Hanson doesn’t have a deep bench behind him, but calling his parliamentary colleagues stupid is also taboo. in the Senate estimates committee hearing Last month, Malcolm Roberts pressed Creative Australia representative Tim Blackwell over the “disproportionate” funding given to Indigenous artists. The problem is that Roberts’ numbers were off by several orders of magnitude. Desperate, he blamed his team for asking this question and asked Blackwell to help him. Respectfully Blackwell couldn’t do that. It was not his job to help Roberts file a lawsuit against his own organization.
Roberts muttered that no matter the numbers, funding for Indigenous artists was still excessive. Don’t call him stupid; That makes you a snob. His ignorance is a virtue in itself; Only a smart man could tell the facts to a Senate hearing.
What is unknown is how far it can go. On the other side of the Pacific, Hanson’s populist model, the original Otto West, turned anti-intellectualism into a war. Möbius strip It’s about self-esteem. Donald Trump launches populist attacks as usual expertise has been used to similar effect by Ronald Reagan and both George Bushes. But one of Trump’s favorite insults is calling his opponents “idiots” and “Low IQ”and he expresses his own offensive stupidity by constantly stating how smart he is.

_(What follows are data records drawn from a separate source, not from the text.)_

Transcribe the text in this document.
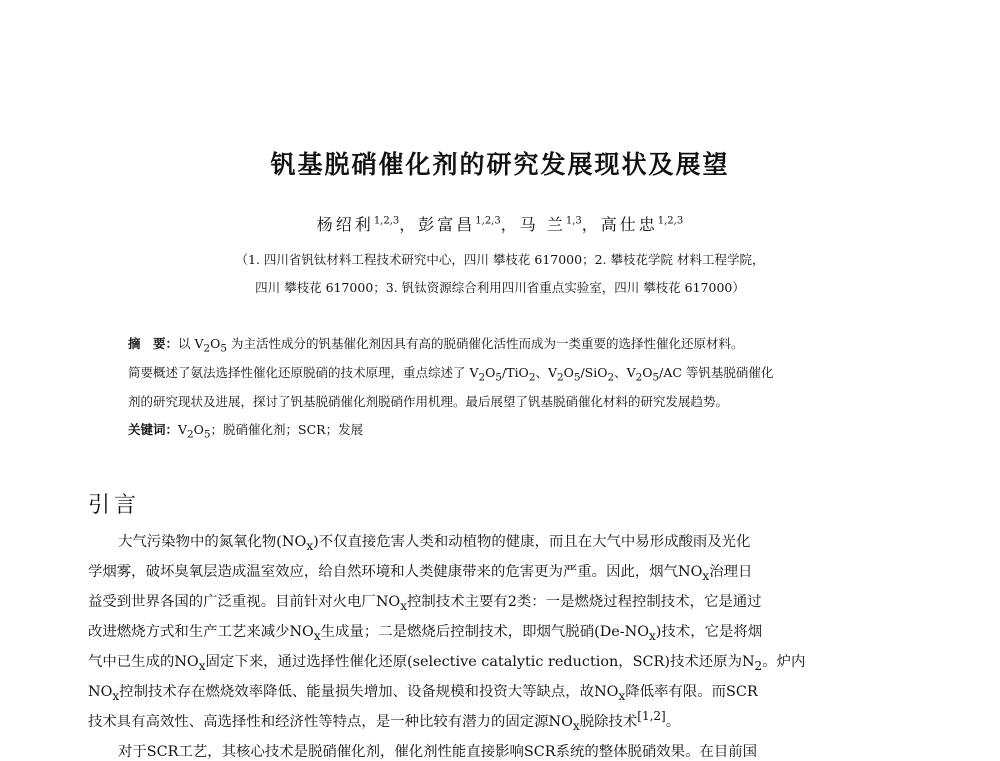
钒基脱硝催化剂的研究发展现状及展望
杨绍利$^{1,2,3}$，彭富昌$^{1,2,3}$，马 兰$^{1,3}$，高仕忠$^{1,2,3}$
（1. 四川省钒钛材料工程技术研究中心，四川 攀枝花 617000；2. 攀枝花学院 材料工程学院，
四川 攀枝花 617000；3. 钒钛资源综合利用四川省重点实验室，四川 攀枝花 617000）
摘　要：以 $V_2O_5$ 为主活性成分的钒基催化剂因具有高的脱硝催化活性而成为一类重要的选择性催化还原材料。
简要概述了氨法选择性催化还原脱硝的技术原理，重点综述了 $V_2O_5/TiO_2$、$V_2O_5/SiO_2$、$V_2O_5/AC$ 等钒基脱硝催化
剂的研究现状及进展，探讨了钒基脱硝催化剂脱硝作用机理。最后展望了钒基脱硝催化材料的研究发展趋势。
关键词：$V_2O_5$；脱硝催化剂；SCR；发展
引言
大气污染物中的氮氧化物$(NO_x)$不仅直接危害人类和动植物的健康，而且在大气中易形成酸雨及光化
学烟雾，破坏臭氧层造成温室效应，给自然环境和人类健康带来的危害更为严重。因此，烟气$NO_x$治理日
益受到世界各国的广泛重视。目前针对火电厂$NO_x$控制技术主要有2类：一是燃烧过程控制技术，它是通过
改进燃烧方式和生产工艺来减少$NO_x$生成量；二是燃烧后控制技术，即烟气脱硝$(De-NO_x)$技术，它是将烟
气中已生成的$NO_x$固定下来，通过选择性催化还原(selective catalytic reduction，SCR)技术还原为$N_2$。炉内
$NO_x$控制技术存在燃烧效率降低、能量损失增加、设备规模和投资大等缺点，故$NO_x$降低率有限。而SCR
技术具有高效性、高选择性和经济性等特点，是一种比较有潜力的固定源$NO_x$脱除技术[1,2]。
对于SCR工艺，其核心技术是脱硝催化剂，催化剂性能直接影响SCR系统的整体脱硝效果。在目前国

It’s hard to see Hanson taking this step. But who can say? When things are unprecedented, the scientific method of thinking is unnecessary, despised, and wrong before it even begins. If you want to use your brain or the process of logical deduction to explain or understand the rise of One Nation, you’ve already missed the point.
What goes almost unnoticed is how useful the selectively enforced sanctuary of political correctness was to Hanson. In the midst of his attack on “safe spaces” (their assets, their terminology), there is a safe space specifically reserved for him. When all other words have been said, when Australians can say what they really think again, there will be one last exception, one last snowflake.
Malcolm Knox is an author and columnist. Sydney Morning Herald.